I don't follow him here. I think that the deflationist has a third option: the words 'table' and 'exist' are univocal; however, the disputants are allowing their quantifiers to vary over different domains. And it is this that accounts for the different meanings each attaches to the sentence "Tables exist".
Perhaps what I have in mind will come out more clearly in light of another sample sentence that Sider discusses. "Consider a world in which there exist exactly 2 material simples, which are not arranged in the form of a living thing. Of that world, DKL would accept, while PVI would reject: [Sider writes this out in logical notation] "there are at least three things"." In the logical expression of this sentence, there are: quantifiers and variables, truth-functional connectives, and the identity predicate. But, says Sider, the connectives and identity are univocal, so it must be the quantifier that is equivocal.
I don't follow this. Why not say that the quantifiers have a univocal meaning and that the disputants recognize different domains? DKL recognizes a domain that includes tables and PVI recognizes a domain that does not. This sort of difference will provide the deflationist with a means of accounting for how DKL and PVI are "talking past each other". But, notice, there is no equivocation in the quantifier 'exists', only a disagreement about the range of entities over which 'exists' ranges.
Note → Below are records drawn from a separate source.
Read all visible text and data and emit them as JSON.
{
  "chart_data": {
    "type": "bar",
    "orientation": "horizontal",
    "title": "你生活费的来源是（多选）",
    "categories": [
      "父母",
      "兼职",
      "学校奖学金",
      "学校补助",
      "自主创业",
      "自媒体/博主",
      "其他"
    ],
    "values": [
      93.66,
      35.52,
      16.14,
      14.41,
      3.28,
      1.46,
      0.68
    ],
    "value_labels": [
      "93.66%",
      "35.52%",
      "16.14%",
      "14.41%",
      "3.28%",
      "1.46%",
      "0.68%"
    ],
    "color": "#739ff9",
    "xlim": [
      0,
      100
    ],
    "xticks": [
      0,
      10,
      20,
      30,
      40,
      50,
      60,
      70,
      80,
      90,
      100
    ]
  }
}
Here's an example of what I have in mind. Consider the universal quantifier and two models, M1 and M2. The domain of M1 contains both of my feet and nothing else. The domain of M2 contains both my feet and the Eifel Tower. If I say "everything is a foot", what I have said is true in M1 and false in M2. I may get in an argument with someone. My disputant says, "What Ed says is wrong, something (the Eifel Tower) is not a foot; so not everything is a foot". This disagreement, like the one Sider discusses, is not substantive. But the reason for its lack of substance is not a disagreement about the meaning of "everything" but rather that we are talking about different models with different domains. As I understand the domain of quantification, everything is a foot, and as my disputant understands the domain of quantification, something is not a foot.